Latin forum, open-space-of-Roman-city. As a color modifier, forum implies a Roman-and-civic-meeting-square quality, the visual register of Roman-Forum-and-Pompeii-Forum hand-built civic-meeting-square forum-and-basilica-and-rostrum Republican-and-Imperial-Roman architectural surfaces under Roman-Forum-and-Pompeii civic-meeting-square light. Sits at the modifier-and-architecture end of the grid, parallel to agora and stoa in usage.

violet
noun

Viola odorata, the European sweet violet — small, fragrant, and the original meaning of the color name in English (the Violet of the rainbow). The color refers to a fresh sweet violet blossom in late winter: a saturated, slightly red-shifted deep blue-purple with the matte finish of small five-petaled flower. Cooler than amethyst, warmer than indigo, with the perfumed weight of a flower used in Roman garlands and Victorian eau de toilette.

Closest matches

The nearest named color in three reference sources, ranked by perceptual distance (ΔE76 in CIELAB). ΔE < 1 is imperceptible to most viewers; ΔE > 10 is clearly different. When two sources point to the same hex they’re merged into one tile; click any to open that color’s page.

Variations

Click any swatch to explore

Harmonies

Accessibility

Color-vision simulation

How this color appears to viewers with the four major color-vision-deficiency types. Computed via the Machado (2009) physiologically-based model. If a tile matches the original, the color reads the same to that viewer.

#a30069
Original
#2e436b
Protanopia
#5a5d66
Deuteranopia
#b0003c
Tritanopia
#2a2a2a
Achromatopsia
WCAG contrast

The color used as foreground text against pure white and pure black, with the contrast ratio and WCAG 2.1 grade. Aim for AA (4.5:1) for body text and AA Large (3:1) for 18 pt+ headlines; AAA (7:1) is the gold standard for long-form reading surfaces.

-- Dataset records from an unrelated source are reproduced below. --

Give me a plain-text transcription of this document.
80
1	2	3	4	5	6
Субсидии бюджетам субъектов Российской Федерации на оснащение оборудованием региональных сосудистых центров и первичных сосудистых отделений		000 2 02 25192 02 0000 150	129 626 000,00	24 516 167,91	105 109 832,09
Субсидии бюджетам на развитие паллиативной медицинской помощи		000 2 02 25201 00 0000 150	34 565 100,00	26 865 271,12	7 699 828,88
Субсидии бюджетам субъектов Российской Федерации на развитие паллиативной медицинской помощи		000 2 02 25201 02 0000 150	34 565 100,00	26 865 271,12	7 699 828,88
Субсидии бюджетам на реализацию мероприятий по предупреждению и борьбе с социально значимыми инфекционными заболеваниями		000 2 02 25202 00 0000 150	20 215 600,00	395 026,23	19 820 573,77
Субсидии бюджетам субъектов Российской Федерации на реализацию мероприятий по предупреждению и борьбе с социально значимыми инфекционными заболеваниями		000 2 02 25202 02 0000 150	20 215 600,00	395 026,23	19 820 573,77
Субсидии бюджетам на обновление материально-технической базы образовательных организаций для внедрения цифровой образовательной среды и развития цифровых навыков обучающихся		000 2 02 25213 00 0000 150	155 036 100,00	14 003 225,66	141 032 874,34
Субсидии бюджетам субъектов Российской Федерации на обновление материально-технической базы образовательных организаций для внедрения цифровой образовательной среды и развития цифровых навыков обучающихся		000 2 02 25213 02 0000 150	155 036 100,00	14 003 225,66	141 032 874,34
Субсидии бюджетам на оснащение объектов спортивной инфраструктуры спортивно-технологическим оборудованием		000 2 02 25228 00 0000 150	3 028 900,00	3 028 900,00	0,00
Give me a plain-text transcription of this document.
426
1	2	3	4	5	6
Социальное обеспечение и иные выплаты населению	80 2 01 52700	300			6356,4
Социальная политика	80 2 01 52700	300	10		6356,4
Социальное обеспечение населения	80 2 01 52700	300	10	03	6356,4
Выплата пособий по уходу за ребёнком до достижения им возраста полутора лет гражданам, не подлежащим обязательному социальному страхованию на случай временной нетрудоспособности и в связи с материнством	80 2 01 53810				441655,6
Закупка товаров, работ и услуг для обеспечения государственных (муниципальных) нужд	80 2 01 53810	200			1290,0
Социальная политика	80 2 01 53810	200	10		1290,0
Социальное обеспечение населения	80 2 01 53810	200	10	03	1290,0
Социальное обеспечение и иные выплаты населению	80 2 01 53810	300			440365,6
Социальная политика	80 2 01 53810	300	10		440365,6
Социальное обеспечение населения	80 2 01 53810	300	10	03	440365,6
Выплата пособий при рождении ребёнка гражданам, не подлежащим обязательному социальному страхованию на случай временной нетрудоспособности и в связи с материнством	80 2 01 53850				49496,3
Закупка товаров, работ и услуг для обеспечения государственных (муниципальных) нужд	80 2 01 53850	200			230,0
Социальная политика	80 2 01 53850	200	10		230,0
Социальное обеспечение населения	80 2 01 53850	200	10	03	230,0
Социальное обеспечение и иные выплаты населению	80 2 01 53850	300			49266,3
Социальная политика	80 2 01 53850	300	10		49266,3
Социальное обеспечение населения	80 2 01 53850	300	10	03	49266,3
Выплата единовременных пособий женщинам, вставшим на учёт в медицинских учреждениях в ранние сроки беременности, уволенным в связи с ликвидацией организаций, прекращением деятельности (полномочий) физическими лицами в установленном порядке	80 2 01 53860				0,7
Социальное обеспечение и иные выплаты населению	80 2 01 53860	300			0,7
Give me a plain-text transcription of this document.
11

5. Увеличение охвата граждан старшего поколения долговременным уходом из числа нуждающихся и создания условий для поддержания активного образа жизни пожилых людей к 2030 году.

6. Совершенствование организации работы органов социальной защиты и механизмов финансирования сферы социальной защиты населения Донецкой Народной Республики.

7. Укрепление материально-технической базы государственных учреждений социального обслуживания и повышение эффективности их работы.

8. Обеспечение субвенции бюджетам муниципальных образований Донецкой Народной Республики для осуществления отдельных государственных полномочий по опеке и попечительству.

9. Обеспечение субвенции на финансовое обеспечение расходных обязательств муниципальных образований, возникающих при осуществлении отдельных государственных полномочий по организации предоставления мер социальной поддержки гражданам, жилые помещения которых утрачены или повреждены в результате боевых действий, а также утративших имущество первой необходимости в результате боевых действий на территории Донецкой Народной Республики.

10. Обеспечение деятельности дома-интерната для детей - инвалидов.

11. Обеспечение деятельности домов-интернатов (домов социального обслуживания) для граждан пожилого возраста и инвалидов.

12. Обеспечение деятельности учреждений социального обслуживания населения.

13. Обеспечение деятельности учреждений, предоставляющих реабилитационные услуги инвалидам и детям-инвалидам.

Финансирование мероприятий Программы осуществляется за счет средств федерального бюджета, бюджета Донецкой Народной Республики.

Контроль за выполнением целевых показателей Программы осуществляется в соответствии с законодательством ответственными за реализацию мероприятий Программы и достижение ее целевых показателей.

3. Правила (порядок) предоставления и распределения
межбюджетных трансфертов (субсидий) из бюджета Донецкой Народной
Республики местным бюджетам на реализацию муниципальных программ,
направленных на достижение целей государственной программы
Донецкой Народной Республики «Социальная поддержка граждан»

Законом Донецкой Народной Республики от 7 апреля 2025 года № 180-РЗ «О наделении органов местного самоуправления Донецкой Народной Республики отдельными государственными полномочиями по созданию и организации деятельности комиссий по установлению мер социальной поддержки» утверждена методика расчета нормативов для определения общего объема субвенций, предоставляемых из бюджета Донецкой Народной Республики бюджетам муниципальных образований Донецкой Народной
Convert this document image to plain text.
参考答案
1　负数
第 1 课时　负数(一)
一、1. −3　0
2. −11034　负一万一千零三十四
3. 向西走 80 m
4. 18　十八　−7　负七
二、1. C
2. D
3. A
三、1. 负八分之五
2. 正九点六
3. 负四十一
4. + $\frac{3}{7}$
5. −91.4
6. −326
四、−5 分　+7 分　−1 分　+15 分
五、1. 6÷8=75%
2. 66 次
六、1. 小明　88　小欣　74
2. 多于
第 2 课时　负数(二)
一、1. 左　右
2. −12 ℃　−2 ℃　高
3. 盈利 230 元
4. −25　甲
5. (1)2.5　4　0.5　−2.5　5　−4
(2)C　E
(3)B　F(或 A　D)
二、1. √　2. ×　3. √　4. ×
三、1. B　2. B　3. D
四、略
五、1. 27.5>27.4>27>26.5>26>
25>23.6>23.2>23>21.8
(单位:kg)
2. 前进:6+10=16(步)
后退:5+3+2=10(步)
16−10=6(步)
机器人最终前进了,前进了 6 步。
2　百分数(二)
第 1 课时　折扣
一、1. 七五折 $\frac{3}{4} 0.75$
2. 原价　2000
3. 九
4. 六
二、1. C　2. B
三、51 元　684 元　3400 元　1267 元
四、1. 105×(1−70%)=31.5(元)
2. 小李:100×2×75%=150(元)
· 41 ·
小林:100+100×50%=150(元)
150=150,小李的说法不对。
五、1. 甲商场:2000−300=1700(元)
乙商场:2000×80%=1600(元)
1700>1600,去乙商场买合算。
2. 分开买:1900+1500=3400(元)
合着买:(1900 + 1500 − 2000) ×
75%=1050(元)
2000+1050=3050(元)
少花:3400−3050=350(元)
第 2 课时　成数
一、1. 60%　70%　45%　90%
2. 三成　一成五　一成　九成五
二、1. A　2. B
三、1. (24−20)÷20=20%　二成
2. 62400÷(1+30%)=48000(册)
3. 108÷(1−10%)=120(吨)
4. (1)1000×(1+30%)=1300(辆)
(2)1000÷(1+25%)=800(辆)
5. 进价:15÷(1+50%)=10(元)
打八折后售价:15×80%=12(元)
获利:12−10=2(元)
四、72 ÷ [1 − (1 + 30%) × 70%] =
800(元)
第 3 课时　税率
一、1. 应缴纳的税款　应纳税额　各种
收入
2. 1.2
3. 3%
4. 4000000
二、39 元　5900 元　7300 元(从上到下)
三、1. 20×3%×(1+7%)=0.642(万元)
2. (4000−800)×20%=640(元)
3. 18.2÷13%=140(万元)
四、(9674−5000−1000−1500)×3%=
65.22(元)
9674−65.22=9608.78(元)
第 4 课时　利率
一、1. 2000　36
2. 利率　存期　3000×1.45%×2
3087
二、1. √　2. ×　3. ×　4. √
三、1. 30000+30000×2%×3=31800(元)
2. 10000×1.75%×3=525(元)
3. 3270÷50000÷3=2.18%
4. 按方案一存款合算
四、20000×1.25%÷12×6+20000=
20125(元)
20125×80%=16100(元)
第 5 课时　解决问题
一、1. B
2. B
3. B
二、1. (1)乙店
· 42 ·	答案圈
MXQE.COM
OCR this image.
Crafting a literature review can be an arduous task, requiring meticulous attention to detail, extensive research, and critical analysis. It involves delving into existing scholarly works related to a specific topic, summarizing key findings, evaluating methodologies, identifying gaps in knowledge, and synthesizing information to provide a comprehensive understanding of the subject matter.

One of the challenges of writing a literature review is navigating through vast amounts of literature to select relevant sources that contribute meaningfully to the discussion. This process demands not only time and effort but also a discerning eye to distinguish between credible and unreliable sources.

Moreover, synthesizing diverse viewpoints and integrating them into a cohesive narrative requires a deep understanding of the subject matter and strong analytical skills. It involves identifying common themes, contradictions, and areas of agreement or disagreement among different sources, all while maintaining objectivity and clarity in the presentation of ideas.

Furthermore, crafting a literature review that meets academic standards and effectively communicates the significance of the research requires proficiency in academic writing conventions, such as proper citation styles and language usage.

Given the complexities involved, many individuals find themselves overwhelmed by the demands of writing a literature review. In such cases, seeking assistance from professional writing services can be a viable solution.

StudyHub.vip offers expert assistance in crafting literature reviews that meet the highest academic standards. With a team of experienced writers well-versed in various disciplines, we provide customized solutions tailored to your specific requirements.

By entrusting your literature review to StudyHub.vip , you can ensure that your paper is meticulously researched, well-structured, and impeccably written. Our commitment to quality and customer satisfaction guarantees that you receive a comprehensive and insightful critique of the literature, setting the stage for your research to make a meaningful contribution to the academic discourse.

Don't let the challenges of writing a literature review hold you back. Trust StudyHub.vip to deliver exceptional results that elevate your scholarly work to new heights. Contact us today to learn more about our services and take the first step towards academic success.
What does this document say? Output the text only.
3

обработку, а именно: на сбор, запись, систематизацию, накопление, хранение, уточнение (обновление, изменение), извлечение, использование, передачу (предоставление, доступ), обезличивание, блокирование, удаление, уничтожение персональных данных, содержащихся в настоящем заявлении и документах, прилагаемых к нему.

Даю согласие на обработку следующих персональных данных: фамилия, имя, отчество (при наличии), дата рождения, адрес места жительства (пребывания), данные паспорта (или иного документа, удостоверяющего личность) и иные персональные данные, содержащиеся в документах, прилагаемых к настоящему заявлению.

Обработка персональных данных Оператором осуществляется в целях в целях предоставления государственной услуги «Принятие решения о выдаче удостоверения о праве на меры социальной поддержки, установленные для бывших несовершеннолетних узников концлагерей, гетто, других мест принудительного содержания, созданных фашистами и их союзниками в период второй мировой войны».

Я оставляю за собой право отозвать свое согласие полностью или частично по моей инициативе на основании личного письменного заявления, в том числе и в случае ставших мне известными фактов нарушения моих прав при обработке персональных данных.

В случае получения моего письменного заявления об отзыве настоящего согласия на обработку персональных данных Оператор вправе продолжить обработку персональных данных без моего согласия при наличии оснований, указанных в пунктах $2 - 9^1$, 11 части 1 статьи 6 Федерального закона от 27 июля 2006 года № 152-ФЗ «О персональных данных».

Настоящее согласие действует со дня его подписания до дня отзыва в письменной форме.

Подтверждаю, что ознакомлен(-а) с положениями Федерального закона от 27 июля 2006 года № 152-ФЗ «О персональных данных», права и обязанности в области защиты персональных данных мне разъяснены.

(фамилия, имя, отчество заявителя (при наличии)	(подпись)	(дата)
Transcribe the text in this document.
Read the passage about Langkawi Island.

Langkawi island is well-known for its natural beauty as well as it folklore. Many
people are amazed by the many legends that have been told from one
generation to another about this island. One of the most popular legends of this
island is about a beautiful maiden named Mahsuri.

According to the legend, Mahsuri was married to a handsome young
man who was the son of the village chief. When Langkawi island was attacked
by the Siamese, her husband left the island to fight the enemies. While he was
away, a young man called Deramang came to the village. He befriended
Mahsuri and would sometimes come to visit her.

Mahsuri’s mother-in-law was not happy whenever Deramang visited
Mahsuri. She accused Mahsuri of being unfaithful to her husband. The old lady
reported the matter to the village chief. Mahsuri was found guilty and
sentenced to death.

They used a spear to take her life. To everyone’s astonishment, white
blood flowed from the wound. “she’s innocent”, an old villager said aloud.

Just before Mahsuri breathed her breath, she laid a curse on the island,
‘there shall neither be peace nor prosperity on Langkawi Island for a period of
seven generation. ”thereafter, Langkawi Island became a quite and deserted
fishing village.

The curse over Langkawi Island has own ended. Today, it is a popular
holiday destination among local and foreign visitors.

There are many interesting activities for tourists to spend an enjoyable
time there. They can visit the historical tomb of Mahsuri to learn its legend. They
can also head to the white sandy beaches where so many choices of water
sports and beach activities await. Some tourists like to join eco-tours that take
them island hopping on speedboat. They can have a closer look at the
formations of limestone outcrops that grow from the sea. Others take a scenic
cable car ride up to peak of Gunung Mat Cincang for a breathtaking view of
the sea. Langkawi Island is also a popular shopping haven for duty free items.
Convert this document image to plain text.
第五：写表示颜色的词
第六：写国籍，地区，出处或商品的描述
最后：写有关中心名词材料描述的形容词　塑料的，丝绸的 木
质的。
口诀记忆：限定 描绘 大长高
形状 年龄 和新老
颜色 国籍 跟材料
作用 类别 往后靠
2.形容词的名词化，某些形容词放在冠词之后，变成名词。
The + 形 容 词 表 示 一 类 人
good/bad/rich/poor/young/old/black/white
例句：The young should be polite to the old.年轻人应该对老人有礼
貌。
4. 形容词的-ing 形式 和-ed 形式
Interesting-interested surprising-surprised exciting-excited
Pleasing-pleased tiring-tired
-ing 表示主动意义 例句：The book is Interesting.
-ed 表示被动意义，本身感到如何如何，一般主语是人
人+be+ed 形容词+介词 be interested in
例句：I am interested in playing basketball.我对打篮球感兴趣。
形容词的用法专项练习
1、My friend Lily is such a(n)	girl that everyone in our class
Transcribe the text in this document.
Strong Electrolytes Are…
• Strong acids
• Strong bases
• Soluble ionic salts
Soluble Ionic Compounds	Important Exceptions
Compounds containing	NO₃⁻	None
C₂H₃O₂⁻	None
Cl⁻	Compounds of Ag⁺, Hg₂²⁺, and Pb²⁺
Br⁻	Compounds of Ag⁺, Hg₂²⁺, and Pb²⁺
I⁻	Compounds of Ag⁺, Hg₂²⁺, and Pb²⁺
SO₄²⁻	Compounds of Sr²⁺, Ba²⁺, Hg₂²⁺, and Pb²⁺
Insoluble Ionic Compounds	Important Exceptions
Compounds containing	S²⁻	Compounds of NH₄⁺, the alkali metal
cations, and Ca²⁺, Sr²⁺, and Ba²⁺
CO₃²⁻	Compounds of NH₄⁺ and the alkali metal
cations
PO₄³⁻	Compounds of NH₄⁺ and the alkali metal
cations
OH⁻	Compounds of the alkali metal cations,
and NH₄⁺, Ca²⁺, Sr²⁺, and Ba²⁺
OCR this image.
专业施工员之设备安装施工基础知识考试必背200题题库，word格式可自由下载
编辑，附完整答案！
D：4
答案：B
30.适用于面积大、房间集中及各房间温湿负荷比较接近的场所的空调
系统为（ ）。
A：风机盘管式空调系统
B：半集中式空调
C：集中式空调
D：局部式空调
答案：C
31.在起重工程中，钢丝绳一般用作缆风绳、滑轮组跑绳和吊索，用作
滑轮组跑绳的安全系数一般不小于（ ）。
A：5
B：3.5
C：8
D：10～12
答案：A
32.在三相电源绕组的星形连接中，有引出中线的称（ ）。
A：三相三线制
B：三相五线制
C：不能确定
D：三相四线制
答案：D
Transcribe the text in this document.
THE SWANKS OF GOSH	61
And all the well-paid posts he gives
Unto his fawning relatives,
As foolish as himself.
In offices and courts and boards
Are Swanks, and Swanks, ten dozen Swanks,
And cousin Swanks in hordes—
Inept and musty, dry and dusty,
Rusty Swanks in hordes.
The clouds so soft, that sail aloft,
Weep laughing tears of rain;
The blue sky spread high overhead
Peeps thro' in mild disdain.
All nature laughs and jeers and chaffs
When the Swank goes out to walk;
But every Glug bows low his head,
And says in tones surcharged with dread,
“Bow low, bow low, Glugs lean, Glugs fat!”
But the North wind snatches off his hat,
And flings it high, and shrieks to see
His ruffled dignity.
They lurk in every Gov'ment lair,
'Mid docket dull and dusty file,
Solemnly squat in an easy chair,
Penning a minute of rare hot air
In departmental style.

The quick brown foxSample body text at normal size. The wcag minimum for body contrast is 4.5:1 (AA) or 7:1 (AAA).
AAAon White
7.61:1
The quick brown foxSample body text at normal size. The wcag minimum for body contrast is 4.5:1 (AA) or 7:1 (AAA).
Failon Black
2.76:1

Wide gamut

Display P3 representation

The CSS Color 4 wide-gamut form of this color. Both swatches render the same color on every display — the P3 form only diverges from sRGB when a designer pushes channels outside sRGB's reach.

sRGB hex
sRGB hex
##A30069
Display P3
Display P3
color(display-p3 0.5849 0.1130 0.4029)
P3 has visible headroomOKLCH chroma 0.196

This color is chromatic enough that authoring it as P3 native (instead of clamping to sRGB) gives a perceptibly more saturated render on wide-gamut displays — modern Macs, iPhones, iPads, and most recent OLED laptops.